Full military honors were paid, including an impressive fly-past by the Portuguese Air Force, a salute of 21 guns and a big display of fire works. President Eisenhower mounted a rostrum to thank President Thomaz for his welcoming speech. He referred to his last Portuguese visit nine years ago - as NATO Commander-in-Chief - and to the occasion of his present visit, the fifth centenary of Prince Henry the Navigator. He added " Our entire history since the birth of my nation has been that of friendship, and in friendship we are members of the United Nations, we are both members of NATO, an alliance that seeks only security and peace; and our two nations, despite obstacles set in our paths by others will continue the march towards peace and freedom."

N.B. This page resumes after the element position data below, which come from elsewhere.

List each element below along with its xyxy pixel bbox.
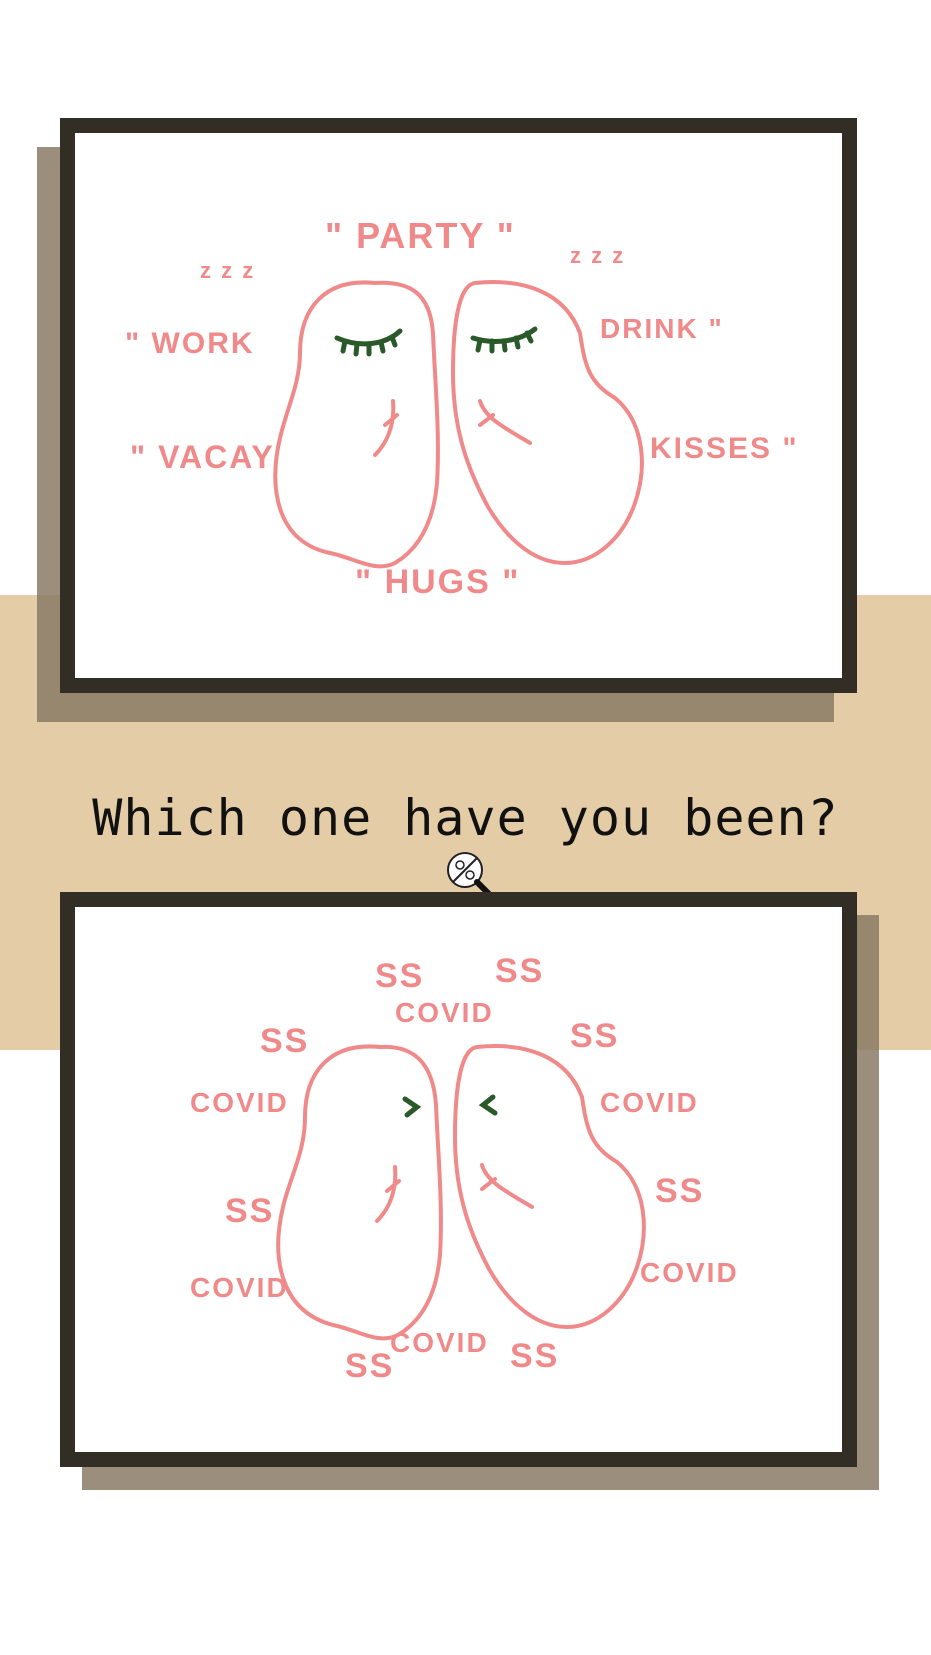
ss-label: SS <box>570 1017 619 1055</box>
covid-label: COVID <box>600 1087 699 1118</box>
ss-label: SS <box>345 1347 394 1385</box>
ss-label: SS <box>510 1337 559 1375</box>
snore-right: z z z <box>570 243 625 268</box>
ss-label: SS <box>495 952 544 990</box>
left-lung-outline <box>276 1044 443 1341</box>
bottom-panel-frame: COVID COVID COVID COVID COVID COVID SS S… <box>60 892 857 1467</box>
word-party: " PARTY " <box>325 215 516 256</box>
page-caption: Which one have you been? <box>92 789 839 847</box>
covid-label: COVID <box>190 1087 289 1118</box>
ss-label: SS <box>655 1172 704 1210</box>
word-kisses: KISSES " <box>650 432 799 465</box>
bottom-lungs-drawing: COVID COVID COVID COVID COVID COVID SS S… <box>190 952 739 1385</box>
ss-label: SS <box>225 1192 274 1230</box>
covid-label: COVID <box>640 1257 739 1288</box>
squinting-eyes <box>402 1094 498 1118</box>
closed-eyes <box>334 326 538 357</box>
snore-left: z z z <box>200 258 255 283</box>
top-lungs-drawing: " PARTY " " WORK DRINK " " VACAY KISSES … <box>125 215 799 601</box>
left-bronchus <box>373 399 396 457</box>
word-hugs: " HUGS " <box>355 563 520 601</box>
right-bronchus <box>478 399 532 445</box>
covid-label: COVID <box>390 1327 489 1358</box>
left-lung-outline <box>273 280 440 569</box>
word-drink: DRINK " <box>600 313 724 344</box>
ss-label: SS <box>375 957 424 995</box>
word-work: " WORK <box>125 327 255 360</box>
top-panel-frame: " PARTY " " WORK DRINK " " VACAY KISSES … <box>60 118 857 693</box>
ss-label: SS <box>260 1022 309 1060</box>
word-vacay: " VACAY <box>130 439 275 475</box>
covid-label: COVID <box>190 1272 289 1303</box>
covid-label: COVID <box>395 997 494 1028</box>
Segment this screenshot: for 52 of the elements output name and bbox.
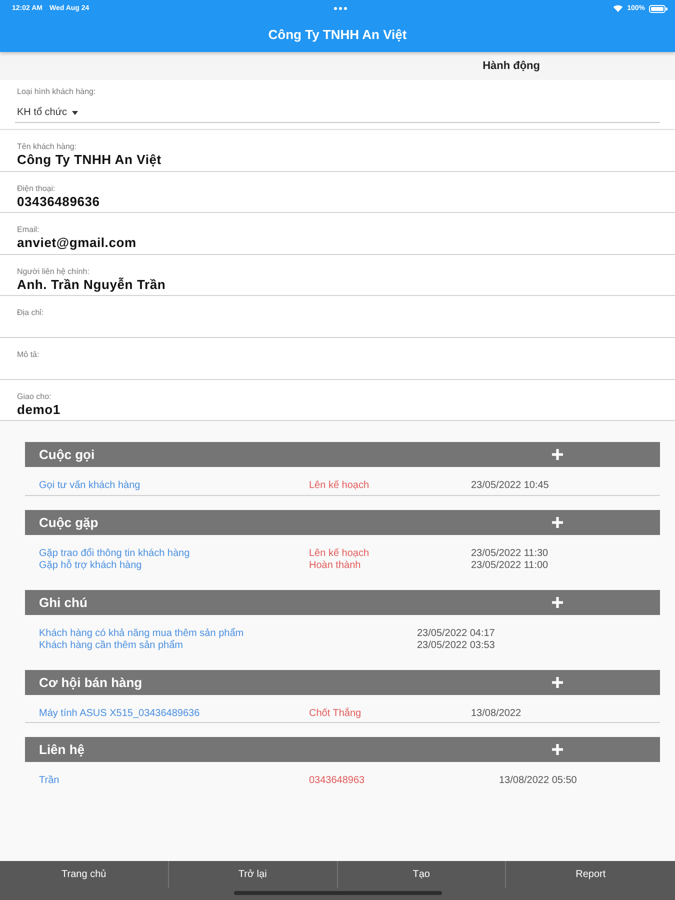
- field-label: Loại hình khách hàng:: [16, 87, 96, 97]
- field-label: Email:: [17, 225, 40, 236]
- section-title: Liên hệ: [39, 742, 86, 758]
- section-title: Ghi chú: [39, 594, 88, 610]
- plus-icon[interactable]: [552, 676, 563, 688]
- wifi-icon: [613, 5, 624, 12]
- field-label: Địa chỉ:: [17, 308, 44, 318]
- plus-icon[interactable]: [552, 744, 563, 756]
- phone-text: 0343648963: [309, 775, 365, 788]
- date-text: 13/08/2022: [471, 708, 522, 720]
- nav-tab[interactable]: Report: [506, 861, 675, 888]
- section-title: Cuộc gọi: [39, 447, 96, 462]
- plus-icon[interactable]: [552, 516, 563, 528]
- text-field[interactable]: Điện thoại: 03436489636: [0, 172, 675, 214]
- battery-icon: [649, 4, 668, 12]
- nav-tab[interactable]: Trang chủ: [0, 861, 169, 888]
- nav-tab[interactable]: Trở lại: [168, 861, 338, 888]
- status-text: Chốt Thắng: [309, 708, 362, 720]
- status-text: Lên kế hoạch: [309, 548, 370, 560]
- date-text: 23/05/2022 11:00: [471, 560, 548, 573]
- field-value: anviet@gmail.com: [17, 235, 136, 252]
- section-title: Cuộc gặp: [39, 514, 100, 530]
- customer-type-dropdown[interactable]: KH tổ chức: [15, 103, 660, 123]
- app-title: Công Ty TNHH An Việt: [268, 27, 407, 42]
- status-text: Lên kế hoạch: [309, 480, 370, 493]
- section-title: Cơ hội bán hàng: [39, 674, 144, 690]
- date-text: 23/05/2022 10:45: [471, 480, 549, 493]
- text-field[interactable]: Email: anviet@gmail.com: [0, 213, 675, 255]
- date-text: 23/05/2022 11:30: [471, 548, 548, 560]
- dots-icon[interactable]: [334, 7, 346, 10]
- field-label: Người liên hệ chính:: [17, 266, 90, 277]
- field-value: Công Ty TNHH An Việt: [17, 152, 162, 168]
- field-label: Giao cho:: [17, 392, 52, 402]
- date-text: 23/05/2022 04:17: [417, 628, 495, 640]
- field-value: demo1: [17, 402, 60, 418]
- text-field[interactable]: Mô tả:: [0, 338, 675, 380]
- plus-icon[interactable]: [552, 596, 563, 608]
- date-text: 13/08/2022 05:50: [499, 775, 577, 788]
- text-field[interactable]: Người liên hệ chính: Anh. Trần Nguyễn Trần: [0, 254, 675, 296]
- text-field[interactable]: Tên khách hàng: Công Ty TNHH An Việt: [0, 130, 675, 172]
- actions-button[interactable]: Hành động: [482, 60, 540, 72]
- field-label: Tên khách hàng:: [17, 142, 77, 152]
- text-field[interactable]: Địa chỉ:: [0, 296, 675, 338]
- plus-icon[interactable]: [552, 449, 563, 460]
- date-text: 23/05/2022 03:53: [417, 640, 495, 653]
- field-label: Điện thoại:: [17, 184, 56, 194]
- field-label: Mô tả:: [17, 350, 40, 360]
- status-text: Hoàn thành: [309, 560, 361, 573]
- caret-icon: [72, 110, 78, 114]
- nav-tab[interactable]: Tạo: [338, 861, 506, 888]
- field-value: 03436489636: [17, 194, 100, 210]
- field-value: Anh. Trần Nguyễn Trần: [17, 276, 166, 293]
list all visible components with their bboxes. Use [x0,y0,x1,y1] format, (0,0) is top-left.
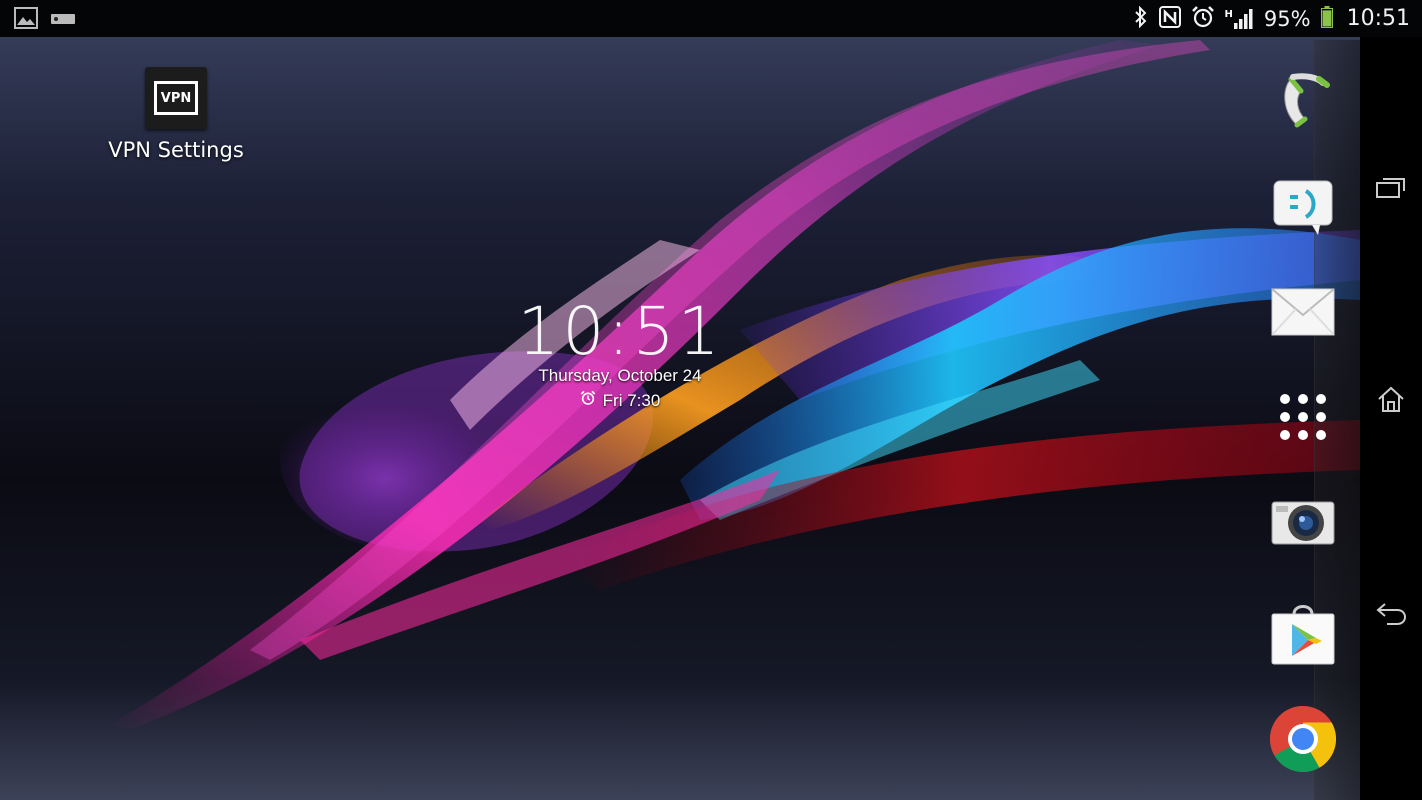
notification-icons [14,7,76,33]
signal-h-icon: H [1224,8,1254,29]
chrome-icon[interactable] [1262,698,1344,780]
widget-alarm-icon [580,390,596,411]
phone-icon[interactable] [1262,60,1344,142]
widget-alarm-text: Fri 7:30 [602,390,661,410]
network-type-label: H [1224,8,1233,20]
storage-notification-icon [50,11,76,30]
widget-time: 10:51 [517,293,723,370]
nfc-icon [1158,5,1181,32]
battery-icon [1320,5,1333,32]
status-bar[interactable]: H 95% 10:51 [0,0,1422,37]
vpn-icon-text: VPN [154,81,198,115]
shortcut-label: VPN Settings [108,138,244,162]
recent-apps-icon[interactable] [1374,171,1408,205]
image-notification-icon [14,7,38,33]
camera-icon[interactable] [1262,482,1344,564]
navigation-bar [1360,37,1422,800]
back-icon[interactable] [1374,597,1408,631]
system-status: H 95% 10:51 [1133,5,1410,32]
vpn-icon: VPN [145,67,207,129]
app-drawer-icon[interactable] [1262,376,1344,458]
status-clock: 10:51 [1346,6,1410,31]
clock-widget[interactable]: 10:51 Thursday, October 24 Fri 7:30 [500,296,740,411]
messaging-icon[interactable] [1262,166,1344,248]
vpn-settings-shortcut[interactable]: VPN VPN Settings [96,67,256,162]
home-icon[interactable] [1374,382,1408,416]
widget-alarm: Fri 7:30 [500,390,740,411]
alarm-icon [1191,5,1215,33]
play-store-icon[interactable] [1262,592,1344,674]
battery-percent: 95% [1263,6,1311,31]
email-icon[interactable] [1262,271,1344,353]
bluetooth-icon [1133,5,1149,32]
app-dock [1262,40,1360,800]
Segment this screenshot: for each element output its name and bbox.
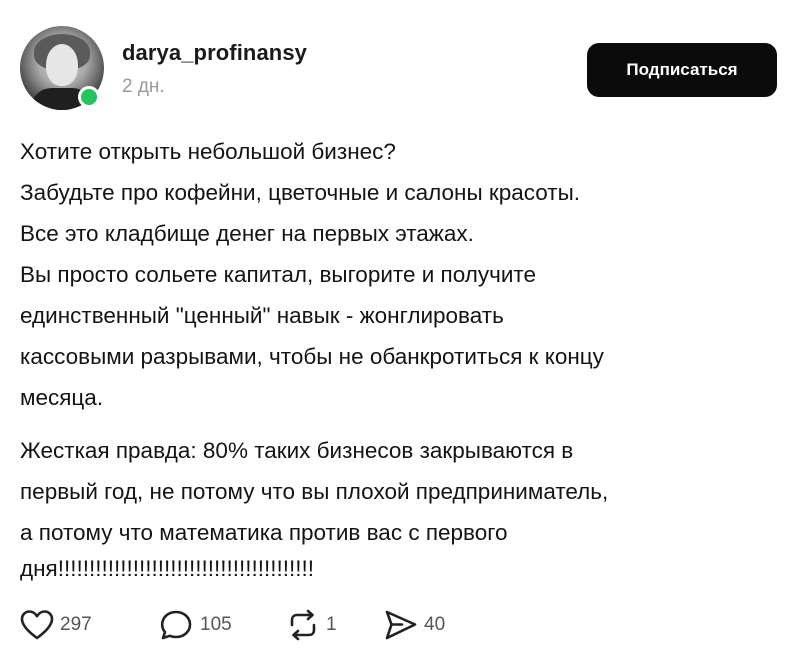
- post-card: darya_profinansy 2 дн. Подписаться Хотит…: [0, 0, 800, 667]
- heart-icon: [20, 609, 54, 641]
- post-text-line: дня!!!!!!!!!!!!!!!!!!!!!!!!!!!!!!!!!!!!!…: [20, 556, 315, 581]
- post-text-line: кассовыми разрывами, чтобы не обанкротит…: [20, 344, 604, 369]
- like-count: 297: [60, 614, 92, 635]
- online-status-indicator: [78, 86, 100, 108]
- post-text-line: Хотите открыть небольшой бизнес?: [20, 139, 396, 164]
- post-timestamp[interactable]: 2 дн.: [122, 76, 165, 98]
- post-text-line: Жесткая правда: 80% таких бизнесов закры…: [20, 438, 574, 463]
- comment-icon: [160, 609, 194, 641]
- repost-count: 1: [326, 614, 337, 635]
- share-count: 40: [424, 614, 446, 635]
- subscribe-button[interactable]: Подписаться: [587, 43, 777, 97]
- post-text-line: а потому что математика против вас с пер…: [20, 520, 508, 545]
- avatar-face: [46, 44, 78, 86]
- post-text-line: первый год, не потому что вы плохой пред…: [20, 479, 609, 504]
- post-text-line: Все это кладбище денег на первых этажах.: [20, 221, 474, 246]
- repost-button[interactable]: 1: [286, 608, 337, 642]
- share-icon: [384, 609, 418, 641]
- post-text-line: Вы просто сольете капитал, выгорите и по…: [20, 262, 536, 287]
- repost-icon: [286, 609, 320, 641]
- share-button[interactable]: 40: [384, 608, 445, 642]
- post-text-line: единственный "ценный" навык - жонглирова…: [20, 303, 504, 328]
- like-button[interactable]: 297: [20, 608, 92, 642]
- comment-count: 105: [200, 614, 232, 635]
- comment-button[interactable]: 105: [160, 608, 232, 642]
- author-username[interactable]: darya_profinansy: [122, 40, 307, 66]
- post-text-line: Забудьте про кофейни, цветочные и салоны…: [20, 180, 581, 205]
- post-text-line: месяца.: [20, 385, 104, 410]
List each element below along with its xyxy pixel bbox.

President Eisenhower's press secretary told some 100 journalists that the President was "fed up and disgusted" with Mr. Khrushchev's attitude, and glad to get away from that atmosphere. Mr. Hagerty went on to say the President was sad that the summit conference had been torpedoed by Mr. Khrushchev without giving any chance for discussions of the problems facing the conference. Commenting on the failure of the Summit conference, President Eisenhower said: "Rather than being dismayed, we must tighten our belts, keep our chins up, and each of us work a little harder for the great cause of peace with justice and freedom."
That night the President received the heads of 35 diplomatic missions accredited to Portugal, and later the Portuguese Prime Minister, Dr. Salazar.